Matt Reynolds, Offensive Tackle
Another solid game for Reynolds as he helped lead the way during a 514 yard offensive attack. His outstanding run blocking paved a path for the BYU runners to gain 219 yards on the ground. He showed good technique against the Miners’ defensive linemen, but that isn’t saying too much. Too often, Reynolds relies on his toughness and big body to help him slow down defenders. He will need to work on getting in better shape and improving his pass blocking, where speedy defenders tend to get the best of him. With great intangibles and a hard-nosed attitude, Reynolds has the foundation to be a decent NFL offensive lineman, but has much room for growth and improvement. In the NFL, he may work better as a right tackle or guard then as a left tackle, which was his main position during his time at BYU. Although he is a bit of a liability because of his non-athletic frame and below-average mobility, he could easily be worth a fourth or fifth-round selection.
Andrew Rich, Safety
He reminds me a little of Jim Leonhard, safety for the New York Jets. Against UTEP, he made his presence felt in a big way. Multiple receivers had their bells rung while going across the middle, courtesy of Rich. He flies all over the field and makes people pay for coming into his zone with big hits. Against the Miners, he racked up five tackles, including a sack. He also proved that he could be a ballhawk, making two of the Cougars’ three interceptions. He plays with a mean-streak and does an excellent job of coming up and playing the run. His deep zone coverage could use some work after UTEP managed to throw three deep touchdowns, but has all the tools to make it happen. With this New Mexico Bowl performance, along with a strong showing at his pro day, Rich could be a late-round pick. I may be jumping the gun here, but I see sleeper written all over him.
Mitchell Payne, Kicker
Throughout the 2010 season, Payne has proven himself to be a very consistent kicker for the Cougars. He converted on 16 of his 20 attempts during the regular season, and easily put a 38-yarder between the uprights against the Miners. The biggest concern is his lack of strength. His career long is a 49-yarder, and he has never even attempted a 50-plus yard field goal during his time with the Cougars. His consistency is a nice aspect, but without a big leg, not too many teams are going to even give him a passing glance. He may get a shot as an undrafted free agent, but wouldn’t be surprised if the New Mexico Bowl was the last football game he plays in.
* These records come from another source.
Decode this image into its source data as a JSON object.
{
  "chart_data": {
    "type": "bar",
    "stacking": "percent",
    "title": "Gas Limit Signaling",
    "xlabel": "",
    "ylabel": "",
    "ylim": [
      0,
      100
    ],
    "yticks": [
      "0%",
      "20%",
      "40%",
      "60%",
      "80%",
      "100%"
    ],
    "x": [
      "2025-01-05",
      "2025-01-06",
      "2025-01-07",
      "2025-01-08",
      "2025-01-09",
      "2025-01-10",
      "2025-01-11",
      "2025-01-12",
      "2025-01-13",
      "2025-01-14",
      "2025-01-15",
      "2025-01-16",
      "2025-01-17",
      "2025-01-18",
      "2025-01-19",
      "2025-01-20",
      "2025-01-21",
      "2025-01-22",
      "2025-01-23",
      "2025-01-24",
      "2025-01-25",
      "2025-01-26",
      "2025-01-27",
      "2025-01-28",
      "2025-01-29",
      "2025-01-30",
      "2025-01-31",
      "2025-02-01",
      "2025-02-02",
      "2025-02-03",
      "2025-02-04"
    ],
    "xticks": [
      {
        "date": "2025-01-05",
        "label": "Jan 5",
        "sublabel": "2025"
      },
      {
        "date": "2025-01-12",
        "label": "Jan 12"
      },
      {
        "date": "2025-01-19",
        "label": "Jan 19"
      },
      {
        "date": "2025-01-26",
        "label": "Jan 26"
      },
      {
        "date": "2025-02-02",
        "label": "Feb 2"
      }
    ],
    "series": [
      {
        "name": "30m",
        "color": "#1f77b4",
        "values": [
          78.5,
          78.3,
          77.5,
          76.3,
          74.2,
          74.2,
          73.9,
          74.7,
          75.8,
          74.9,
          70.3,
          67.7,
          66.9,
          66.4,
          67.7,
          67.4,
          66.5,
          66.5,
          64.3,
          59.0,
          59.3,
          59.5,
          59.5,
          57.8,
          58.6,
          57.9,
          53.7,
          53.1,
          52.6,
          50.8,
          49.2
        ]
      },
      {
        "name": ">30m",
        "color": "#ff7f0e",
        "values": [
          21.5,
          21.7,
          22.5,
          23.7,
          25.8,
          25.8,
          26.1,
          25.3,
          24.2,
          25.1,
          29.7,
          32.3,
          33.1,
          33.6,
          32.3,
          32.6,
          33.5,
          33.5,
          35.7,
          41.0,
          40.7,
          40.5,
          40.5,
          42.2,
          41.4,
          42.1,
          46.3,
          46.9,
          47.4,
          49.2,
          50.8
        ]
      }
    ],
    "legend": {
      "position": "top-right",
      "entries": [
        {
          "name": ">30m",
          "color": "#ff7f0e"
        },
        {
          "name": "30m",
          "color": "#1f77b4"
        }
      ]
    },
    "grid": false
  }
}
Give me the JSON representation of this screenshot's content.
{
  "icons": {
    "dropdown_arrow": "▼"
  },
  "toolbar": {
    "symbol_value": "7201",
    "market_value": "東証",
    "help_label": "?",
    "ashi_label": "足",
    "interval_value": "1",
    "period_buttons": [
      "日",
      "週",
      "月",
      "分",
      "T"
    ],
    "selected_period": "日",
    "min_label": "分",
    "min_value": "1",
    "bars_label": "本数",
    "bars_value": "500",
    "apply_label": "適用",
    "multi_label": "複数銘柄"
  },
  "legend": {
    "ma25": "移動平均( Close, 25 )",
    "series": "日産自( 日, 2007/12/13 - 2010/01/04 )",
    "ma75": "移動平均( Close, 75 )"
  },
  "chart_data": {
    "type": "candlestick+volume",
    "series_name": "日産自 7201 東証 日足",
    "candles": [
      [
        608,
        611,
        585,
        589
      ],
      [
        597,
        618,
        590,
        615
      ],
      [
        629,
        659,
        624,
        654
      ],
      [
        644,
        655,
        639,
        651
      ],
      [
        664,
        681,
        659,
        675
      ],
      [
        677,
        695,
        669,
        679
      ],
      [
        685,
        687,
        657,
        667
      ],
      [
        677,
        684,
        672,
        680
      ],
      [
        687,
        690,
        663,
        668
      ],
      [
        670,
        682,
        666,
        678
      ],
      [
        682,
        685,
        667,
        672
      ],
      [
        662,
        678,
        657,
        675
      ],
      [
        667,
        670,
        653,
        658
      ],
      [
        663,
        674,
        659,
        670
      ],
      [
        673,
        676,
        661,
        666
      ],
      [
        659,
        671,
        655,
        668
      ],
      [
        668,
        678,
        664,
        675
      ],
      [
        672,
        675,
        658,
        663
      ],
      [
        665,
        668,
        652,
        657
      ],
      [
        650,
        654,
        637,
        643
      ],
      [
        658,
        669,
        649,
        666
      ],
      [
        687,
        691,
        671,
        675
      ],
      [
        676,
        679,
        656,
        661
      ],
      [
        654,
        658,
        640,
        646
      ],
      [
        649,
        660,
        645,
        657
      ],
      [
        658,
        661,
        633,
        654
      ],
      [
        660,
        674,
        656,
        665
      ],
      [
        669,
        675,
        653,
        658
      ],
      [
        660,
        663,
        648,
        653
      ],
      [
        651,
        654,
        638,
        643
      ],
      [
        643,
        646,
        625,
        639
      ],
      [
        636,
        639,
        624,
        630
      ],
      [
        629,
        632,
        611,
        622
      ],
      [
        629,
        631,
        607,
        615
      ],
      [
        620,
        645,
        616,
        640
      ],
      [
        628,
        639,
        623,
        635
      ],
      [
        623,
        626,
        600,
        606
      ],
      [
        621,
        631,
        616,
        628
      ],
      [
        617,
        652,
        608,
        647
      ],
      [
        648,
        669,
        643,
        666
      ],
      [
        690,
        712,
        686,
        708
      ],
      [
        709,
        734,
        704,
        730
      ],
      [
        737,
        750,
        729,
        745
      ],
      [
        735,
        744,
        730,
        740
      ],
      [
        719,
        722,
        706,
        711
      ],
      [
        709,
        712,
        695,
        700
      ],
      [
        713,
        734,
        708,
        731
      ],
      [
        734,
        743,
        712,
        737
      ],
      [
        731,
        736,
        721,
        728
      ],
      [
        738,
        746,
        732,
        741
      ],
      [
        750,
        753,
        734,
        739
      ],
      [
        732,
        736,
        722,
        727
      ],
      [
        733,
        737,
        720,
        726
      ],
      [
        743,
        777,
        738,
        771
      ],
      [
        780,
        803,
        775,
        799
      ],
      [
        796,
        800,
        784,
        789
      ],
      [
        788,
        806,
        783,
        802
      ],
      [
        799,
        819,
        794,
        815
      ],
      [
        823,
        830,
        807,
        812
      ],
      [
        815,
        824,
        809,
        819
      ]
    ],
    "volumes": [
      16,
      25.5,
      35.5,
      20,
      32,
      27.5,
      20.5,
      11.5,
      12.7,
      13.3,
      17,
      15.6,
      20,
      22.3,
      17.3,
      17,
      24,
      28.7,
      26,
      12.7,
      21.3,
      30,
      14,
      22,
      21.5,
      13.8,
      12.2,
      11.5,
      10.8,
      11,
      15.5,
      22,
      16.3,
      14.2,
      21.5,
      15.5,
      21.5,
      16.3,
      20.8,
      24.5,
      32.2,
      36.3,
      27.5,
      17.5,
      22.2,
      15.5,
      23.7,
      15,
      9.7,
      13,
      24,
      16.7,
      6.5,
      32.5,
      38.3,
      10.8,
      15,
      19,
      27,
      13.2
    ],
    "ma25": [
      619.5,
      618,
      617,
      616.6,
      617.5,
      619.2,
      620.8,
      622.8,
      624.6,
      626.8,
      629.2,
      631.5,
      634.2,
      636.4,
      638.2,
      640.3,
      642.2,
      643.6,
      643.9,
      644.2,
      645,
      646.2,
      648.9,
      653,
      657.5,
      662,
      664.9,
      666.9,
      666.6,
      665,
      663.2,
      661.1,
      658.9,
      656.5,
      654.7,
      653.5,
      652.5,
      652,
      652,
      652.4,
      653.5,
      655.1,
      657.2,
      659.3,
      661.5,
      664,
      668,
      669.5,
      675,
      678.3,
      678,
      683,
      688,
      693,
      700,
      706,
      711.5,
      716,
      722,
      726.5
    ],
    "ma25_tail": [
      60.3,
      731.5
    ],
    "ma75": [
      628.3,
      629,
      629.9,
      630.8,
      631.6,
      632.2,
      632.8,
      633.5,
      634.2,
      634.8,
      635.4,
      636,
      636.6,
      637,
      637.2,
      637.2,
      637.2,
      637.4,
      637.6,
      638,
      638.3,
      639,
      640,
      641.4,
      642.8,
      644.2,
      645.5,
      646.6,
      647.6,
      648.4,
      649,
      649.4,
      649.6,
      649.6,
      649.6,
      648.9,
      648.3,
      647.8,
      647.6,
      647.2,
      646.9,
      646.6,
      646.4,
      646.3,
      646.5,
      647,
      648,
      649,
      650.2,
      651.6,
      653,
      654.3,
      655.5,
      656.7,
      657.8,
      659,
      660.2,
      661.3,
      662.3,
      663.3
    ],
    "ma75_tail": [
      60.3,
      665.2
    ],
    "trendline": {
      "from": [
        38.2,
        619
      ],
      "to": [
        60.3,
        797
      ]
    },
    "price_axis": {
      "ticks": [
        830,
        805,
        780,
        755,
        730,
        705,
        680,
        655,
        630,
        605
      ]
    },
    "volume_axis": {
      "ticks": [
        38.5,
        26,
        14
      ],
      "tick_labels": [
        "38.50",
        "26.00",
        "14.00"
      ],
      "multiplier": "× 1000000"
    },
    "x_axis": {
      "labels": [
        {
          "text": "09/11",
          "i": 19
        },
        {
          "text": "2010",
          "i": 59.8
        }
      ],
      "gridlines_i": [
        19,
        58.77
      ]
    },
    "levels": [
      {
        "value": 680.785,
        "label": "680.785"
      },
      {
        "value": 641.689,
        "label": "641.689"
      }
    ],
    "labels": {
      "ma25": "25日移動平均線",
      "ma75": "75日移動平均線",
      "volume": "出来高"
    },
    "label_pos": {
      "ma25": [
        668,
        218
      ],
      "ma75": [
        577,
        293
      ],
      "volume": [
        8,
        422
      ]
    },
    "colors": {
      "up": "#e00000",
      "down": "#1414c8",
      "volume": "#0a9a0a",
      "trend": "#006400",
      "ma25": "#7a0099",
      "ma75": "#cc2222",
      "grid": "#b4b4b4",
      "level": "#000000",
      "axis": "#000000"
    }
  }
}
Trevor Vittatoe, Quarterback
He may not be a top quarterback prospects, but he sure did have plenty to put on display against BYU. Despite having an ankle that was torn to shreds, Vittatoe stood in the pocket with poise and determination. He managed to complete 14 of his 29 passes for 245 yards, including three touchdowns and three interceptions. BYU brought pressure all game long knowing that his immobility would make it hard for him to avoid defenders, which led to a couple of his three interceptions. He was pummeled on almost every play, but still hung in, played hard, and proved that he has the toughness and desire to win. If he can get healthy and continue to unlock his potential, Vittatoe could be a quality backup in the NFL. His talents are definitely worthy of a late-round pick or at least a look as an undrafted free agent.
Kris Adams, Wide Receiver
Three touchdowns on three catches will definitely help his stock. Adams embarrassed the opposing cornerback on three separate occasions, hauling in deep passes for all three of UTEP’s touchdowns. He showed impressive speed and acceleration on his way to the endzone as well as excellent concentration and soft hands. He may not have been productive in any way other than beating his man deep, but he gave scouts something to think about. With proper coaching and the right scheme, Adams could become a valuable third or fourth receiver. He will most likely get some looks, but probably won’t get a call until the draft is over. Look for him to get an invite to some training camps where he can at least utilize his speed as a special teamer or practice squad member.
Donald Buckram, Running Back
Well if Buckram was hoping to turn some NFL scouts’ heads during the New Mexico Bowl, he sure failed. With UTEP trailing big for the majority of the game, the offense had to rely mostly on the pass to try to score quickly. As a result, Buckram was only given six carries with which he managed to gain only 10 yards. Two other runners for the Miners managed 10 or more yards on the ground with less carries than Buckram. To go along with a somewhat disappointing senior season in which he was replaced as the starting running back by a junior, this game may have buried any chances he had of making an NFL roster next year. His best bet is as an undrafted free agent, but even that will be a long shot.